Keith Richards makes his ‘Howard Stern Show’ debut
Howard Stern sat down with legendary Rolling Stones guitarist Keith Richards for the first time.
During his appearance on The Howard Stern Show, Richards reflected on his celebrated career with the Rolling Stones, who will release their first album of new material in 18 years, Hackney Diamonds, later this month.
The interview was yet another bucket list moment for Stern — a Rolling Stones superfan who has already interviewed the band’s iconic frontman, Mick Jagger.
In addition to discussing the new album due out on October 20, Richards looked back at writing the Rolling Stones classic “Satisfaction” (while playing air guitar) and “Ruby Tuesday,” which he told Stern was the first song he wrote on piano.
Regarding the timeless bassline of “Satisfaction,” Richards recalled: “I need that note to go up to the A, otherwise you can do what you want… as long as it hops between those two chords, then we’ve got it.”
He remembered Charlie Watts, the longtime Stones drummer who passed away in 2021. “I miss Charlie every day,” Richards said. “As I come out of my bedroom the first thing I see is … a portrait of Charlie on the staircase — I always give him a salute on the way … Charlie Watts was a solid guy.”
Keith Richards also discussed the meaning behind the band’s unforgettable name and Hackney Diamonds (see details below), as well as guitar playing.

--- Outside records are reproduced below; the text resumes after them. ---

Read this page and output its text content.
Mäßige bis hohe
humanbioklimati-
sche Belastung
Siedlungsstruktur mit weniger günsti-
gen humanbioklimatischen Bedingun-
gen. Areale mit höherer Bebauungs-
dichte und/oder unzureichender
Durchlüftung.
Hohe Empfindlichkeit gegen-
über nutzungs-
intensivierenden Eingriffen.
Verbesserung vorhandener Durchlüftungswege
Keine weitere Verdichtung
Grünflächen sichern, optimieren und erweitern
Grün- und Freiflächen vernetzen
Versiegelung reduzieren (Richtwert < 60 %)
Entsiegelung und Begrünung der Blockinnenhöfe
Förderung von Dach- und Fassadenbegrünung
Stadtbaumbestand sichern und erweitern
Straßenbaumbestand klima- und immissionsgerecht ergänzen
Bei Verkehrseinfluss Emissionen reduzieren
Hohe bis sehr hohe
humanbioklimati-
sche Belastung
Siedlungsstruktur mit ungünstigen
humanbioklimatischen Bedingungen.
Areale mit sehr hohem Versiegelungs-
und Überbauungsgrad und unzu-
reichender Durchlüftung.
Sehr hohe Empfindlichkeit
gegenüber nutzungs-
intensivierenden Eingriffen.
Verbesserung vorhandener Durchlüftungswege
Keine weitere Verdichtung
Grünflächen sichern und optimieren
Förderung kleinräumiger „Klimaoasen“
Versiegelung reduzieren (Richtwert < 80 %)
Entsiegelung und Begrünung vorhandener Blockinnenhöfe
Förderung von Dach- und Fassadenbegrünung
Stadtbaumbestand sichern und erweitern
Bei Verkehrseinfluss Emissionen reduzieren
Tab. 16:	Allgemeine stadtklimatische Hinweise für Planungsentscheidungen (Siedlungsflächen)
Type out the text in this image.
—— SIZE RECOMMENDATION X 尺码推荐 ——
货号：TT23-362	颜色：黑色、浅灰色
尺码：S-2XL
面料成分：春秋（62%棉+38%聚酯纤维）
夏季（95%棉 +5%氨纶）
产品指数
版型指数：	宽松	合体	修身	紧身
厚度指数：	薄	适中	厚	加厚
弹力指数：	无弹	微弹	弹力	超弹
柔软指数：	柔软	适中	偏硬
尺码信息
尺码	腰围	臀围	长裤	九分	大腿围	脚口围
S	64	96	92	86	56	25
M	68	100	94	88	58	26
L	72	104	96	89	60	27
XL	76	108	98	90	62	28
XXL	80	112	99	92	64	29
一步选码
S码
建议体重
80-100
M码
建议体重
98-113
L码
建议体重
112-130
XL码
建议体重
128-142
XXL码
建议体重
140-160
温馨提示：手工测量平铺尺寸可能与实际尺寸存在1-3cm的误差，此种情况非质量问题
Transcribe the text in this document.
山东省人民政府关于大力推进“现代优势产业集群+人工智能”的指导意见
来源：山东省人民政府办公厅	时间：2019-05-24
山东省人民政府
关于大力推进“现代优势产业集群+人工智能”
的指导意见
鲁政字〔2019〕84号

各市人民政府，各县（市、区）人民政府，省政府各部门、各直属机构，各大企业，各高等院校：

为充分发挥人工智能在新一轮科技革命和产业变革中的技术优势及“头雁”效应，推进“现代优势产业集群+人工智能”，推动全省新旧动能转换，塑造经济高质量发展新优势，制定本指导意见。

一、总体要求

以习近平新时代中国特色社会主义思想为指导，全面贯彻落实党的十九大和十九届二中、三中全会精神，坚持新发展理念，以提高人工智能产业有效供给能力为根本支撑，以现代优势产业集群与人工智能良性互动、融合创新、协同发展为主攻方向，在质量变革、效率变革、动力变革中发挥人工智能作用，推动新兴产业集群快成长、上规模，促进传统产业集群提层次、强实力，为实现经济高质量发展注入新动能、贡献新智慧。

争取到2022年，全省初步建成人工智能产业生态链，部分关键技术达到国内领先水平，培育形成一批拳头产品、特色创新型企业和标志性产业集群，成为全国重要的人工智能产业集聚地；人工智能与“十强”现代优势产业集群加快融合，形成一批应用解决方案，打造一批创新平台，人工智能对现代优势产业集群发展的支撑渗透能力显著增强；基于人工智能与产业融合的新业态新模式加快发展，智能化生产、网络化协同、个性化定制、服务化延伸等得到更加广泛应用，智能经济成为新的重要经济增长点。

Rolling Stones: Hackney Diamonds
Hackney Diamonds marks The Rolling Stones’ first album of new songs since 2005’s A Bigger Bang. The album’s title is a nod to Hackney, a vibrant London borough that has played a significant role in the band’s history. This locale has served as a wellspring of inspiration for the Stones, and it’s where they laid down some of the tracks for this extraordinary album.
Lead Single: “Angry”
Accompanying the announcement of Hackney Diamonds is the release of its lead single, “Angry.” This blistering track showcases The Rolling Stones at their raw, unapologetic best. With Mick Jagger’s unmistakable swagger and Keith Richards’ iconic guitar riffs, the song immediately transports listeners back to the band’s heyday, all while infusing a modern edge that proves they are as relevant as ever.